How does KPV differ from alpha-MSH?
Alpha-MSH is a 13-amino acid peptide that signals through melanocortin receptors. KPV is just the last 3 amino acids and appears to work through a different mechanism — direct NF-kB pathway modulation rather than melanocortin receptor activation. KPV lacks the melanogenic activity of full-length alpha-MSH.
Can KPV be taken orally?
Yes, uniquely for a peptide. KPV is absorbed intact by intestinal epithelial cells via the PepT1 (SLC15A1) oligopeptide transporter. This enables oral delivery directly to inflamed gut tissue, making it valuable for IBD and GI inflammation research.
What is the relationship between KPV and alpha-MSH?
KPV is the C-terminal tripeptide (positions 11-13) of alpha-melanocyte-stimulating hormone.

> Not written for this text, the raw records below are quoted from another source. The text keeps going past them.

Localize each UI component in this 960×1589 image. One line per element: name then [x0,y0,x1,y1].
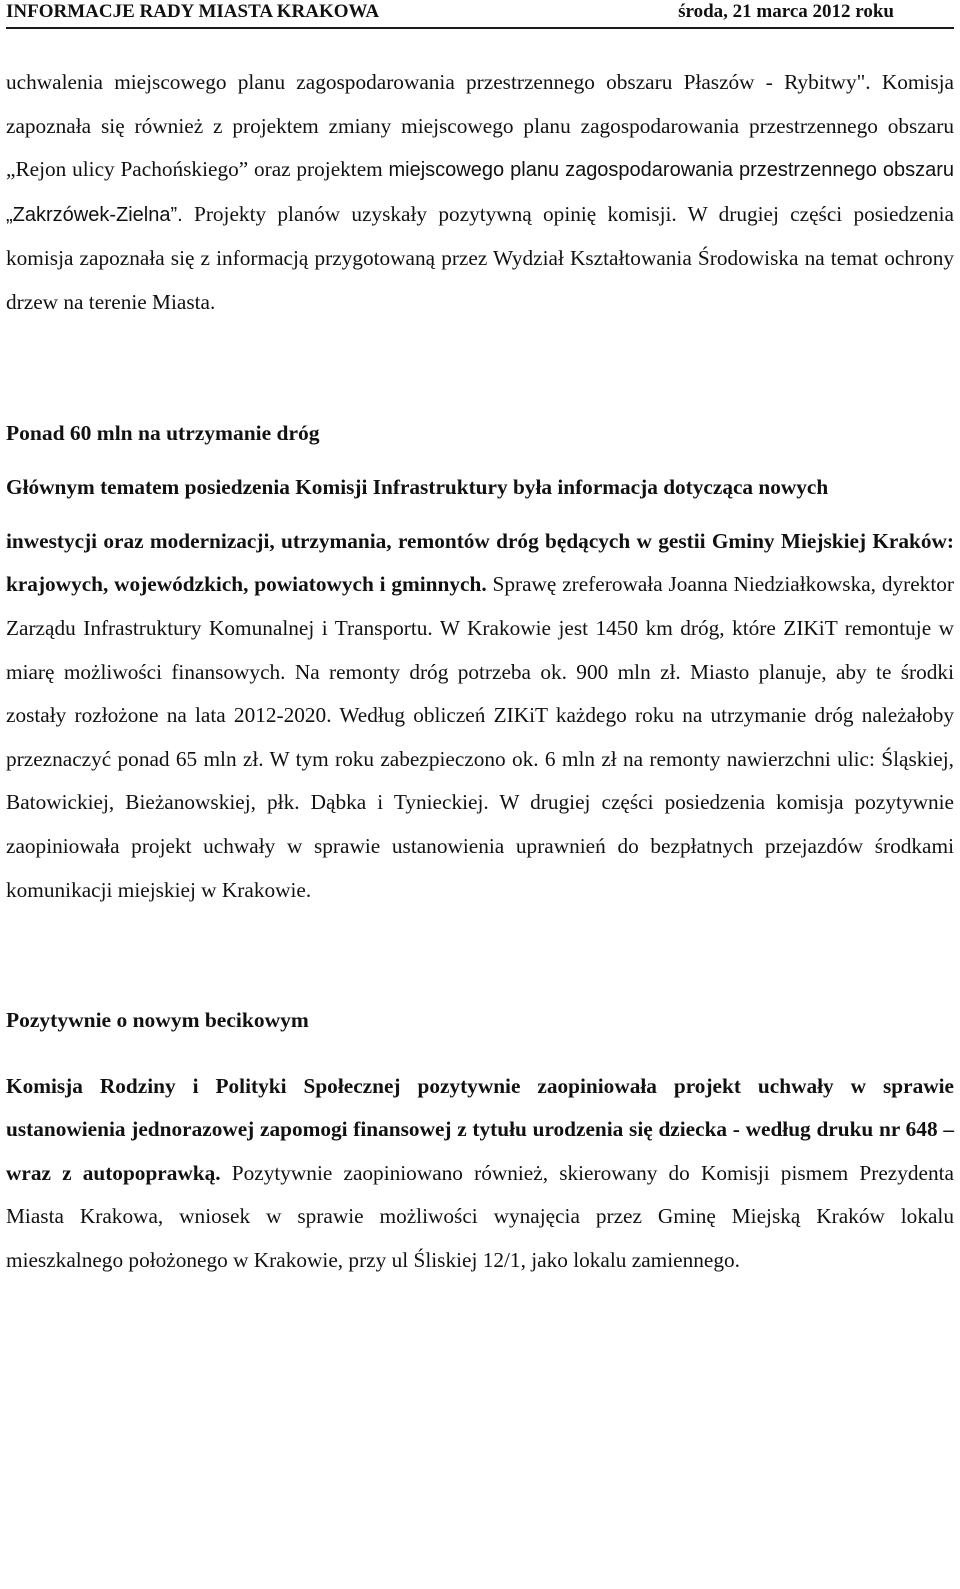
section-heading-roads: Ponad 60 mln na utrzymanie dróg [6,420,320,445]
roads-lead-text1: Głównym tematem posiedzenia Komisji Infrastruktury była informacja dotycząca nowych [6,475,829,500]
roads-lead-line1 [6,466,954,510]
intro-paragraph [6,61,954,325]
intro-text-part2: miejscowego planu zagospodarowania przestrzennego obszaru „Zakrzówek-Zielna”. [6,159,954,226]
page-header [6,0,954,29]
roads-paragraph [6,520,954,912]
publication-title: INFORMACJE RADY MIASTA KRAKOWA [6,1,380,22]
becikowe-paragraph [6,1065,954,1283]
article-content [6,61,954,1283]
becikowe-lead-text: Komisja Rodziny i Polityki Społecznej pozytywnie zaopiniowała projekt uchwały w sprawie ustanowienia jednorazowej zapomogi finansowej z tytułu urodzenia się dziecka - według druku nr 648 – wraz z autopoprawką. [6,1073,954,1185]
roads-body-text: Sprawę zreferowała Joanna Niedziałkowska, dyrektor Zarządu Infrastruktury Komunalnej i Transportu. W Krakowie jest 1450 km dróg, które ZIKiT remontuje w miarę możliwości finansowych. Na remonty dróg potrzeba ok. 900 mln zł. Miasto planuje, aby te środki zostały rozłożone na lata 2012-2020. Według obliczeń ZIKiT każdego roku na utrzymanie dróg należałoby przeznaczyć ponad 65 mln zł. W tym roku zabezpieczono ok. 6 mln zł na remonty nawierzchni ulic: Śląskiej, Batowickiej, Bieżanowskiej, płk. Dąbka i Tynieckiej. W drugiej części posiedzenia komisja pozytywnie zaopiniowała projekt uchwały w sprawie ustanowienia uprawnień do bezpłatnych przejazdów środkami komunikacji miejskiej w Krakowie. [6,572,954,902]
section-heading-becikowe: Pozytywnie o nowym becikowym [6,1008,309,1033]
becikowe-body-text: Pozytywnie zaopiniowano również, skierowany do Komisji pismem Prezydenta Miasta Krakowa, wniosek w sprawie możliwości wynajęcia przez Gminę Miejską Kraków lokalu mieszkalnego położonego w Krakowie, przy ul Śliskiej 12/1, jako lokalu zamiennego. [6,1160,955,1273]
intro-text-part3: Projekty planów uzyskały pozytywną opinię komisji. W drugiej części posiedzenia komisja zapoznała się z informacją przygotowaną przez Wydział Kształtowania Środowiska na temat ochrony drzew na terenie Miasta. [6,201,954,314]
publication-date: środa, 21 marca 2012 roku [678,1,894,22]
intro-text-part1: uchwalenia miejscowego planu zagospodarowania przestrzennego obszaru Płaszów - Rybitwy". Komisja zapoznała się również z projektem zmiany miejscowego planu zagospodarowania przestrzennego obszaru „Rejon ulicy Pachońskiego” oraz projektem [6,70,954,182]
roads-lead-text2: inwestycji oraz modernizacji, utrzymania, remontów dróg będących w gestii Gminy Miejskiej Kraków: krajowych, wojewódzkich, powiatowych i gminnych. [6,528,954,597]
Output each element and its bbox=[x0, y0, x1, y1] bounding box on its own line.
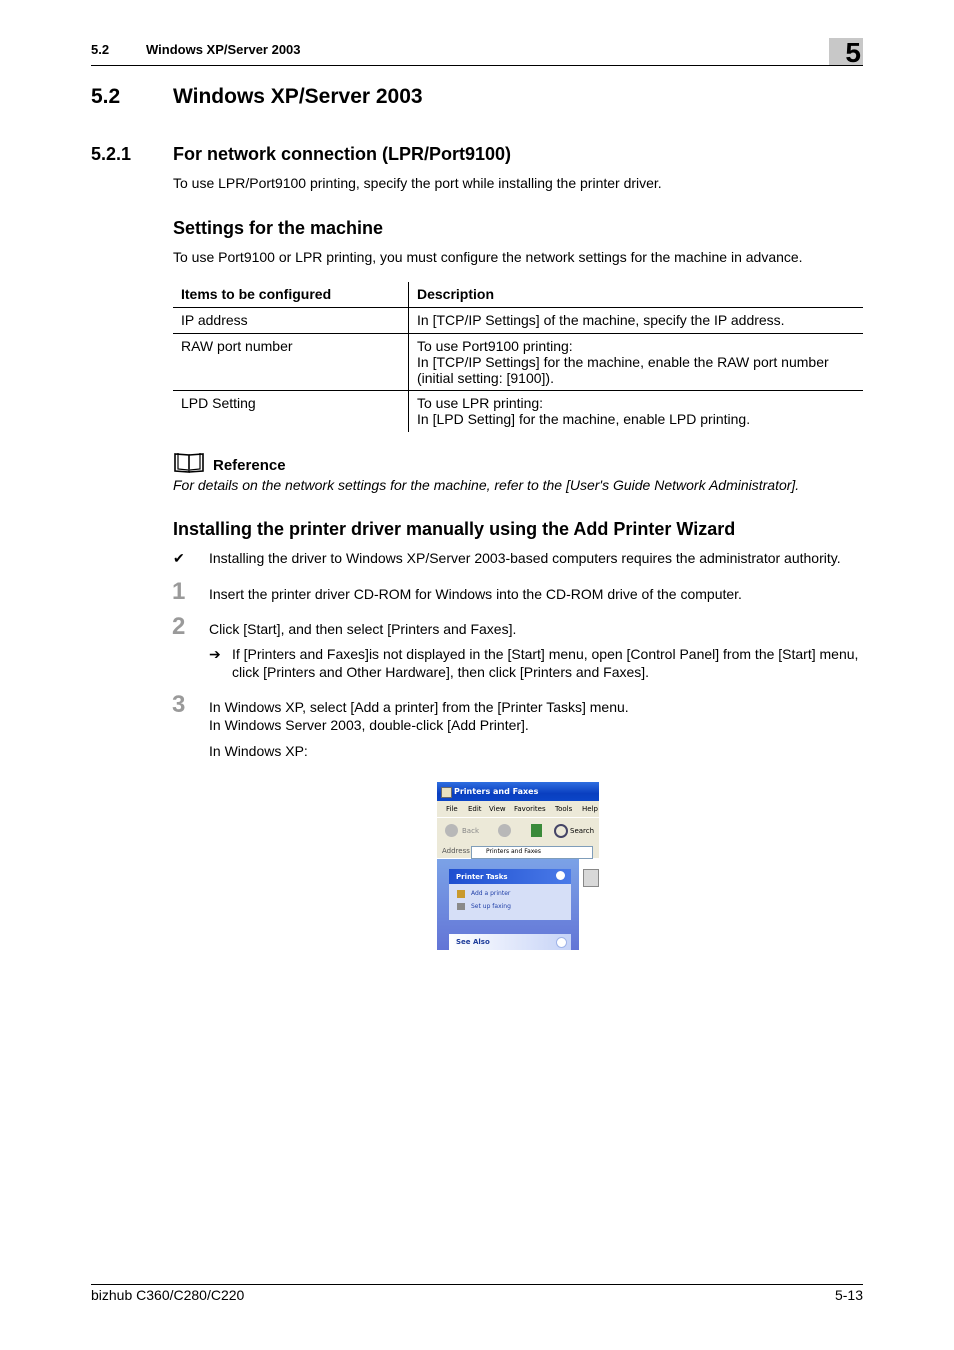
description-line: To use LPR printing: bbox=[417, 395, 544, 411]
menu-file[interactable]: File bbox=[446, 805, 458, 813]
description-line: In [LPD Setting] for the machine, enable LPD printing. bbox=[417, 411, 751, 427]
collapse-chevron-icon[interactable] bbox=[556, 937, 567, 948]
back-label[interactable]: Back bbox=[462, 827, 479, 835]
window-title: Printers and Faxes bbox=[454, 787, 539, 796]
printer-tasks-body bbox=[449, 884, 571, 920]
step-number: 3 bbox=[172, 691, 186, 718]
step-text: Insert the printer driver CD-ROM for Windows into the CD-ROM drive of the computer. bbox=[209, 586, 742, 602]
search-icon[interactable] bbox=[554, 824, 568, 838]
toolbar bbox=[437, 817, 599, 845]
footer-product: bizhub C360/C280/C220 bbox=[91, 1287, 245, 1303]
search-label[interactable]: Search bbox=[570, 827, 595, 835]
prerequisite-text: Installing the driver to Windows XP/Server 2003-based computers requires the administrator authority. bbox=[209, 550, 841, 566]
address-value: Printers and Faxes bbox=[486, 848, 541, 855]
footer-rule bbox=[91, 1284, 863, 1285]
running-header-section-number: 5.2 bbox=[91, 42, 110, 57]
collapse-chevron-icon[interactable] bbox=[556, 871, 565, 880]
column-header-description: Description bbox=[409, 282, 864, 308]
table-cell-item: RAW port number bbox=[173, 334, 409, 391]
printers-and-faxes-screenshot bbox=[437, 782, 599, 950]
printer-list-area bbox=[579, 859, 599, 950]
address-label: Address bbox=[442, 847, 470, 855]
forward-arrow-icon[interactable] bbox=[498, 824, 511, 837]
printer-folder-icon bbox=[441, 787, 452, 798]
fax-icon bbox=[457, 903, 465, 910]
header-rule bbox=[91, 65, 863, 66]
check-mark-icon: ✔ bbox=[173, 550, 185, 566]
see-also-title: See Also bbox=[456, 938, 490, 946]
section-number: 5.2 bbox=[91, 85, 121, 108]
window-title-bar bbox=[437, 782, 599, 801]
up-folder-icon[interactable] bbox=[531, 824, 542, 837]
arrow-right-icon: ➔ bbox=[209, 646, 221, 662]
menu-tools[interactable]: Tools bbox=[555, 805, 573, 813]
screenshot-caption: In Windows XP: bbox=[209, 743, 308, 759]
menu-help[interactable]: Help bbox=[582, 805, 598, 813]
column-header-item: Items to be configured bbox=[173, 282, 409, 308]
note-line: If [Printers and Faxes]is not displayed in the [Start] menu, open [Control Panel] from the [Start] menu, bbox=[232, 646, 859, 662]
subsection-title: For network connection (LPR/Port9100) bbox=[173, 144, 512, 164]
step-line: In Windows Server 2003, double-click [Add Printer]. bbox=[209, 717, 529, 733]
table-row bbox=[173, 308, 863, 334]
task-pane bbox=[437, 859, 579, 950]
table-cell-item: LPD Setting bbox=[173, 391, 409, 433]
menu-edit[interactable]: Edit bbox=[468, 805, 482, 813]
description-line: To use Port9100 printing: bbox=[417, 338, 573, 354]
table-header-row bbox=[173, 282, 863, 308]
running-header-title: Windows XP/Server 2003 bbox=[146, 42, 301, 57]
step-text: Click [Start], and then select [Printers and Faxes]. bbox=[209, 621, 517, 637]
table-row bbox=[173, 334, 863, 391]
table-cell-description bbox=[409, 334, 864, 391]
step-line: In Windows XP, select [Add a printer] from the [Printer Tasks] menu. bbox=[209, 699, 629, 715]
wizard-heading: Installing the printer driver manually using the Add Printer Wizard bbox=[173, 519, 736, 539]
printer-tasks-header[interactable] bbox=[449, 869, 571, 884]
step-text bbox=[209, 699, 629, 734]
see-also-header[interactable] bbox=[449, 934, 571, 950]
task-add-printer[interactable]: Add a printer bbox=[471, 890, 511, 897]
description-line: In [TCP/IP Settings] for the machine, enable the RAW port number bbox=[417, 354, 829, 370]
subsection-number: 5.2.1 bbox=[91, 144, 132, 164]
table-row bbox=[173, 391, 863, 433]
printer-icon[interactable] bbox=[583, 869, 599, 887]
description-line: In [TCP/IP Settings] of the machine, specify the IP address. bbox=[417, 312, 785, 328]
reference-label: Reference bbox=[213, 457, 286, 474]
table-cell-description bbox=[409, 308, 864, 334]
reference-text: For details on the network settings for the machine, refer to the [User's Guide Network Administrator]. bbox=[173, 477, 800, 493]
printer-tasks-title: Printer Tasks bbox=[456, 873, 508, 881]
step-number: 2 bbox=[172, 613, 186, 640]
address-field[interactable] bbox=[471, 846, 593, 859]
settings-intro: To use Port9100 or LPR printing, you must configure the network settings for the machine in advance. bbox=[173, 249, 803, 265]
back-arrow-icon[interactable] bbox=[445, 824, 458, 837]
menu-favorites[interactable]: Favorites bbox=[514, 805, 546, 813]
settings-heading: Settings for the machine bbox=[173, 218, 384, 238]
note-line: click [Printers and Other Hardware], then click [Printers and Faxes]. bbox=[232, 664, 650, 680]
add-printer-icon bbox=[457, 890, 465, 898]
menu-view[interactable]: View bbox=[489, 805, 506, 813]
step-note bbox=[232, 646, 858, 681]
book-icon bbox=[173, 451, 206, 474]
menu-bar bbox=[437, 801, 599, 817]
section-title: Windows XP/Server 2003 bbox=[173, 85, 423, 108]
description-line: (initial setting: [9100]). bbox=[417, 370, 554, 386]
table-cell-description bbox=[409, 391, 864, 433]
footer-page-number: 5-13 bbox=[834, 1287, 863, 1303]
chapter-number-badge: 5 bbox=[829, 38, 863, 65]
settings-table bbox=[173, 282, 863, 432]
task-set-up-faxing[interactable]: Set up faxing bbox=[471, 903, 511, 910]
table-cell-item: IP address bbox=[173, 308, 409, 334]
step-number: 1 bbox=[172, 578, 186, 605]
subsection-intro: To use LPR/Port9100 printing, specify the port while installing the printer driver. bbox=[173, 175, 662, 191]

While full-length alpha-MSH has broad melanocortin receptor activity (MC1-5R), KPV retains only the anti-inflammatory NF-κB inhibition without melanocortin receptor binding or skin-darkening effects.
KPV vs BPC-157 for inflammation research?
Different mechanisms: KPV inhibits NF-κB transcription factor (upstream inflammatory master switch). BPC-157 modulates NO/FAK-paxillin pathways (angiogenesis and tissue repair). KPV is more purely anti-inflammatory; BPC-157 is more pro-regenerative. They target complementary pathways.
What makes KPV unique among anti-inflammatory peptides?
Three unique properties: (1) Multi-level NF-κB inhibition (not just one step), (2) Oral bioavailability via PepT1 transporter (rare for peptides), (3) Anti-inflammatory without immunosuppression — preserves innate immunity while blocking inflammatory transcription.
Can KPV be used topically?
Yes, KPV is studied in topical formulations for dermal inflammation. Its small size (357 Da, 3 amino acids) allows skin penetration, and it reduces inflammatory mediators in keratinocytes and dermal immune cells directly at the application site.
For laboratory and research use only. Not intended for human or animal consumption. All product information is derived from published preclinical research and does not constitute medical advice or claims.